Are we protected from revenge porn?

It is every person’s nightmare – a naked or suggestive photo, an angry, vengeful ex and the internet. ‘Revenge porn’ – the sharing of intimate or explicit photos online for the purposes of vengeance against an ex is a growing problem.

With access to cameras on every mobile phone and the general social media connectivity of pretty much everyone, the possibility of your photo being viewed by millions of strangers online is real.

Frighteningly, there are even websites devoted providing a place to post to revenge porn, and despite serious efforts to eradicate these and make them hard to find on the internet, they are so far still accessible.

That can’t be legal……

According to the Office of the Commonwealth Director of Public Prosecutions, there is not enough protection for the many women who are contacting legal services for help dealing with revenge porn, or threats of producing revenge porn from ex partners.

There is currently no federal law against revenge porn although the government is looking at developing civil penalties, such as fines and injunctions, to better target both the perpetrators who share such images and the websites that host them. Public consultation on the measures is open until the end of July, and the Government hopes to introduce new legislation by the end of the year.

While Victoria has passed specific legislation criminalising the malicious distribution of intimate images without the subject’s consent, Dr Nicola Henry of La Trobe University is concerned that the other states and territories are relying on archaic legislation to prosecute offenders.

New South Wales and South Australia have state laws that can be broadly interpreted to cover the criminalisation revenge porn. The only federal law that has been successfully used to charge revenge porn perpetrators is the federal crime of ‘using a carriage service to menace and harass’.

An enquiry by the NSW parliament into the legal protection available for victims of revenge porn is in the process of discerning whether the current legislation afforded by that state is adequate.

Domestic violence issue

Revenge porn exists because technology allows it to. Mega power players in the technology field, Microsoft, Twitter, Facebook and Reddit have all made commitments to removing revenge porn from their search engines and posts, with Google making available an online form with which a victim can request that images of them be removed from Google results.

Questions are raised over whether internet harassment and stalking (including revenge porn) is a ‘new’ crime and needs new legislation, or whether it is an extension of current legislation that protects the victims of stalking, blackmailing and domestic violence.

What is the future for laws protecting victims?

Dr Henry says that in relation to legislation protecting the privacy of victims the legislation is mostly based on protecting the rights of the individual against a corporation, and that legislation protecting victims from sexually based offences generally fail to recognise the ‘ongoing harm that sharing intimate images without consent causes to victims.’

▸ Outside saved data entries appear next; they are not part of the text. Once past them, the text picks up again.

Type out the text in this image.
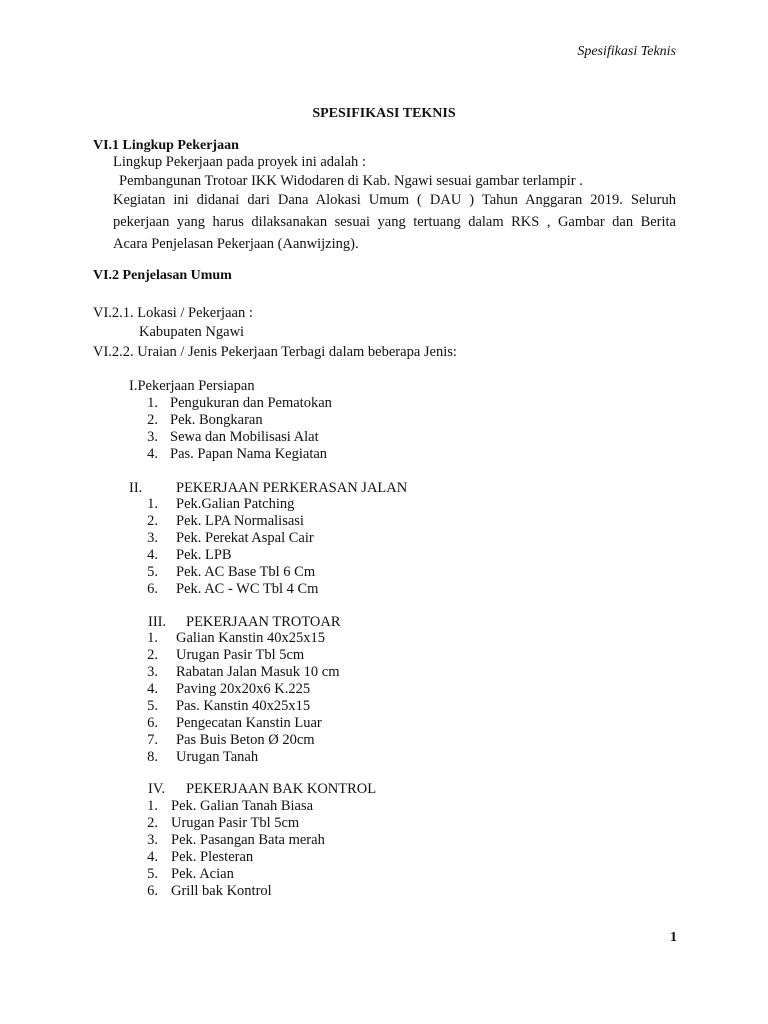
Spesifikasi Teknis
SPESIFIKASI TEKNIS
VI.1 Lingkup Pekerjaan
Lingkup Pekerjaan pada proyek ini adalah :
Pembangunan Trotoar IKK Widodaren di Kab. Ngawi sesuai gambar terlampir .
Kegiatan ini didanai dari Dana Alokasi Umum ( DAU ) Tahun Anggaran 2019. Seluruh
pekerjaan yang harus dilaksanakan sesuai yang tertuang dalam RKS , Gambar dan Berita
Acara Penjelasan Pekerjaan (Aanwijzing).
VI.2 Penjelasan Umum
VI.2.1. Lokasi / Pekerjaan :
Kabupaten Ngawi
VI.2.2. Uraian / Jenis Pekerjaan Terbagi dalam beberapa Jenis:
I.Pekerjaan Persiapan
1. Pengukuran dan Pematokan
2. Pek. Bongkaran
3. Sewa dan Mobilisasi Alat
4. Pas. Papan Nama Kegiatan
II. PEKERJAAN PERKERASAN JALAN
1. Pek.Galian Patching
2. Pek. LPA Normalisasi
3. Pek. Perekat Aspal Cair
4. Pek. LPB
5. Pek. AC Base Tbl 6 Cm
6. Pek. AC - WC Tbl 4 Cm
III. PEKERJAAN TROTOAR
1. Galian Kanstin 40x25x15
2. Urugan Pasir Tbl 5cm
3. Rabatan Jalan Masuk 10 cm
4. Paving 20x20x6 K.225
5. Pas. Kanstin 40x25x15
6. Pengecatan Kanstin Luar
7. Pas Buis Beton Ø 20cm
8. Urugan Tanah
IV. PEKERJAAN BAK KONTROL
1. Pek. Galian Tanah Biasa
2. Urugan Pasir Tbl 5cm
3. Pek. Pasangan Bata merah
4. Pek. Plesteran
5. Pek. Acian
6. Grill bak Kontrol
1
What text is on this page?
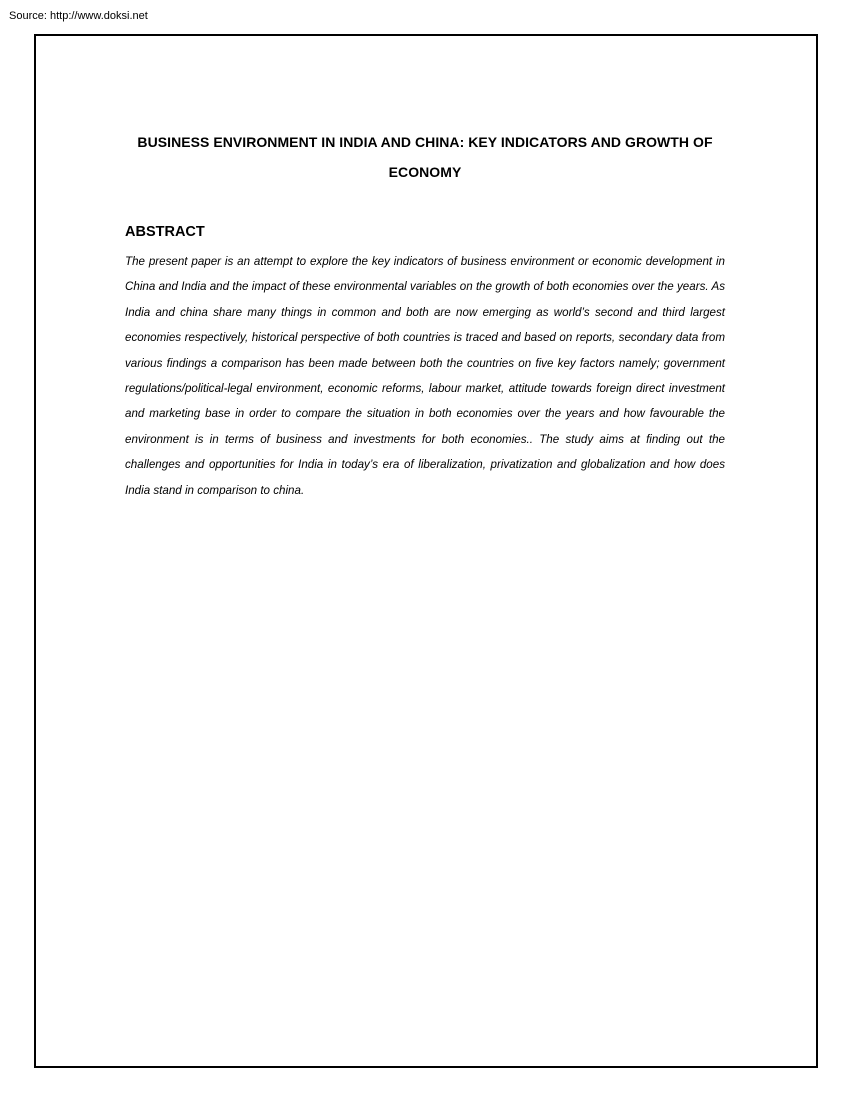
Source: http://www.doksi.net
BUSINESS ENVIRONMENT IN INDIA AND CHINA: KEY INDICATORS AND GROWTH OF ECONOMY
ABSTRACT

The present paper is an attempt to explore the key indicators of business environment or economic development in China and India and the impact of these environmental variables on the growth of both economies over the years. As India and china share many things in common and both are now emerging as world’s second and third largest economies respectively, historical perspective of both countries is traced and based on reports, secondary data from various findings a comparison has been made between both the countries on five key factors namely; government regulations/political-legal environment, economic reforms, labour market, attitude towards foreign direct investment and marketing base in order to compare the situation in both economies over the years and how favourable the environment is in terms of business and investments for both economies.. The study aims at finding out the challenges and opportunities for India in today’s era of liberalization, privatization and globalization and how does India stand in comparison to china.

While Australia tries to decide what to do about the gaps in the law regarding revenge porn, individual states in the US are gearing to pass protective legislation and England and Wales have banned revenge porn and set up helplines for victims.

Fiona McCormack, CEO of Domestic Violence Victoria sees the need for a ‘consistent response across states’, which is extremely important because the nature of the internet allows an abuser to be in one jurisdiction committing a crime, while the victim may well be in another area altogether.

Generally speaking, internet offences must be addressed in the jurisdiction in which they occur.

There is only limited protection

Unless revenge porn material is posted or threats are made in Victoria, the only state with legislation specifically prohibiting revenge porn, then a victim must rely on a broad interpretation of the pre-existing legislation to protect them from abuse.

There is an obvious need for protection from this sort of online violence, but as Australia struggles to keep up with the rest of the English speaking world in this regard, it remains to be seen in from which direction that will come.